The FAA might say it's illegal to fly certain types of drones, but what of the companies who have made them for decades?
The government's crackdown on drones isn't only confusing the heck out of consumers, it also threatens to kill dozens of companies who have been in business—legally—for years.
The Federal Aviation Administration might not like the crop of drone companies operating directly against its wishes, but its recent decision to attempt to limit certain types of drone activities (most notably first-person view flights, where an on-board camera allows the pilot to fly at long range) is already hurting drone manufacturers that have operated legally for decades, completely on the up-and-up.
While it might be a grayish area to start an aerial photography business, it's certainly not illegal to sell the drone itself; dozens of companies worldwide have been doing it for quite some time now. It's not illegal to fly a model aircraft, but last month, the FAA suggested that it might soon be illegal to fly in first person view (FPV) mode, which is the fastest-growing and perhaps most useful part of the hobby.
That's put companies who make the technology necessary to fly in FPV mode in a tough spot. Tim Nilson, owner of Lumenier, which makes drones, FPV monitors, flight controllers, video goggles, and cameras, says he's lost lots of customers since the FAA said it's going to try to outlaw the practice.
"We've had customers who specifically canceled orders because they said they didn't want to spend $500 on goggles that they might not be able to use," Nilson told me. "People are asking me if they should be worried about the FAA, and you don't want to tell them to not continue with the hobby, but I don't know what to say to them."
If the FAA's interpretive rule goes through, there's little doubt that Nilson's company, and lots more who specialize in FPV, are going to go under.
To put up a fight, Nilson, along with nine other drone and FPV manufacturers, retailers, and community groups, has formed the FPV Trade Association—essentially a lobbying group to show the FAA that their actions are causing real harm to legit businesses. He says the overall business supports hundreds of employees around the country.
The group has retained Brendan Schulman, a drone lawyer in New York City who has already beaten the FAA in two court cases and is a drone pilot himself.
Nilson says his company alone has tens of thousands of customers, and some of the other companies in the group have just as many. But, until now, they haven't had much of an organized voice. Until recently, the Academy of Model Aeronautics—a model aircraft group that's 170,000 people strong—didn't even condone FPV flights. The AMA has since come out as an official supporter of the FPVTA.
"It's not the main focus for the AMA. My goal is to put the companies together who have a stake in this and tell the FAA that, if they do this, jobs will go away, taxes will go away," Nilson said. "The FAA is trying to pull the rug out from under us, and it's quite shocking. We don't want to be renegades or advocates for unsafe flying—there's a lot of people who execute this hobby safely and responsibly."

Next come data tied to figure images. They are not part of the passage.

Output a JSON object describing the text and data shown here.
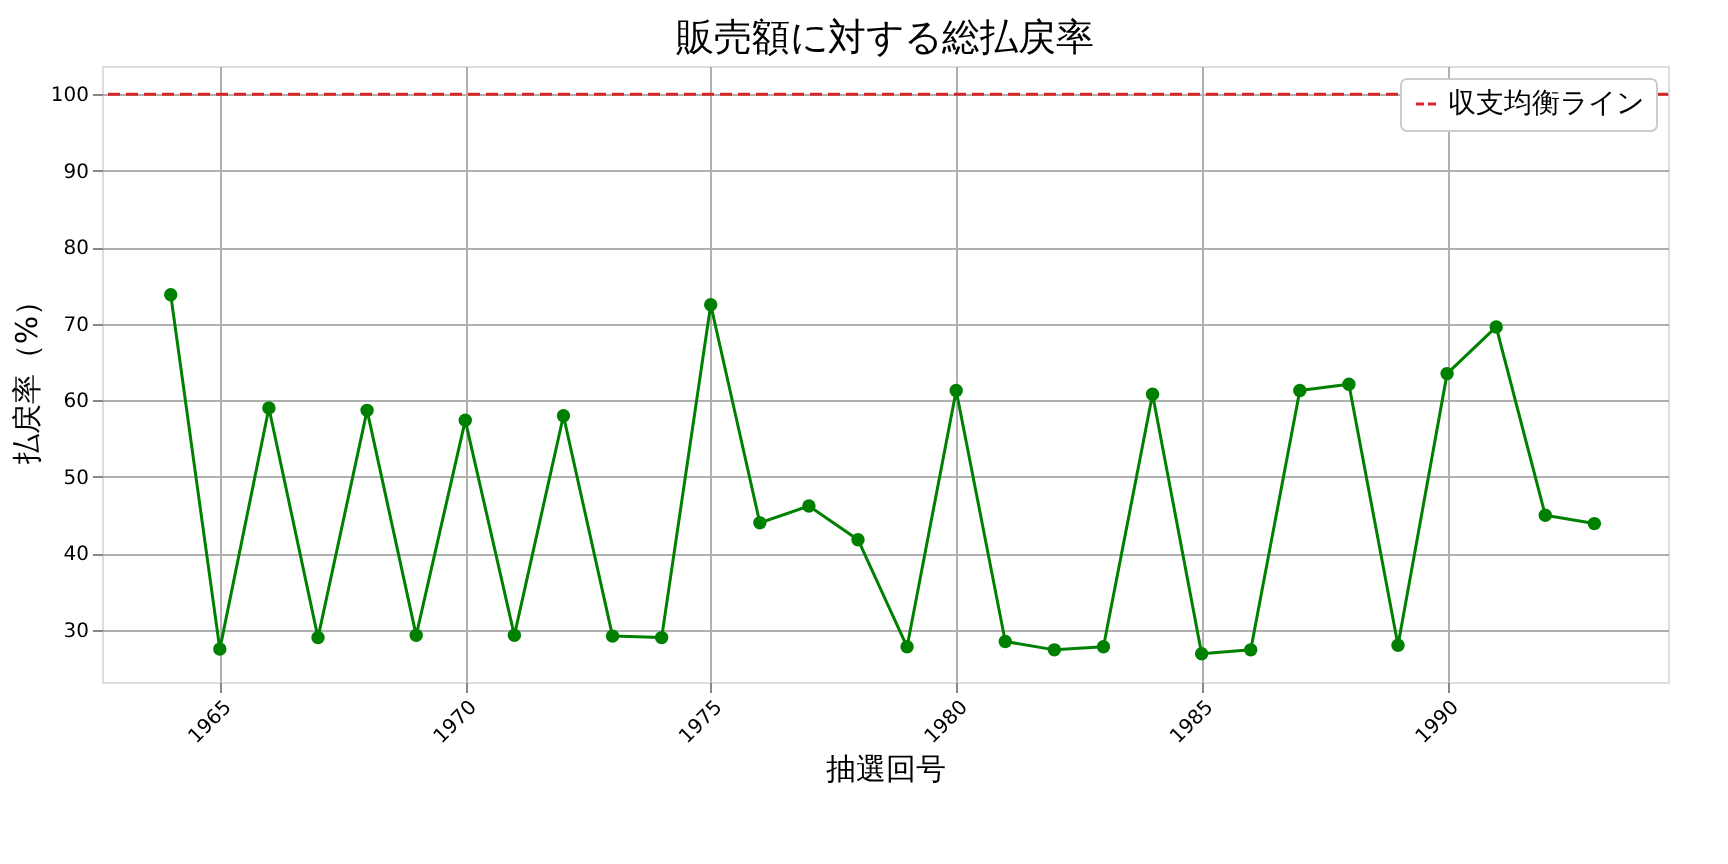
{
  "chart_data": {
    "type": "line",
    "title": "販売額に対する総払戻率",
    "xlabel": "抽選回号",
    "ylabel": "払戻率（%）",
    "x": [
      1964,
      1965,
      1966,
      1967,
      1968,
      1969,
      1970,
      1971,
      1972,
      1973,
      1974,
      1975,
      1976,
      1977,
      1978,
      1979,
      1980,
      1981,
      1982,
      1983,
      1984,
      1985,
      1986,
      1987,
      1988,
      1989,
      1990,
      1991,
      1992,
      1993
    ],
    "series": [
      {
        "color": "#008000",
        "values": [
          73.8,
          27.5,
          59,
          29,
          58.7,
          29.3,
          57.4,
          29.3,
          58,
          29.2,
          29,
          72.5,
          44,
          46.2,
          41.8,
          27.8,
          61.3,
          28.5,
          27.4,
          27.8,
          60.8,
          26.9,
          27.4,
          61.3,
          62.1,
          28,
          63.5,
          69.6,
          45,
          43.9
        ]
      }
    ],
    "xlim": [
      1962.6,
      1994.5
    ],
    "xticks": [
      1965,
      1970,
      1975,
      1980,
      1985,
      1990
    ],
    "ylim": [
      23.2,
      103.7
    ],
    "yticks": [
      30,
      40,
      50,
      60,
      70,
      80,
      90,
      100
    ],
    "ref_lines": [
      {
        "axis": "y",
        "value": 100,
        "label": "収支均衡ライン",
        "color": "#d62728",
        "line_style": "dashed"
      }
    ],
    "grid": true,
    "legend": "top right",
    "marker": "circle",
    "line_style": "solid"
  }
}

The FPVTA isn't the only group the FAA has riled with its interpretive drone rule.
Last month, Peter Sachs, one of the more outspoken drone lawyers out there, launched the Drone Pilots Association, a group of commercial drone operators who are trying to raise enough money to mount a legal challenge to the FAA's proposed rules. So far, more than 1,200 people have signed up.
Meanwhile, more than 28,000 people have submitted public comments to the FAA opposing its move to ban FPV and severely restrict where and when you can fly a drone. The FAA may eventually enact tighter drone restrictions anyway, but the people who love flying (and make money doing it) aren't going down without having their say.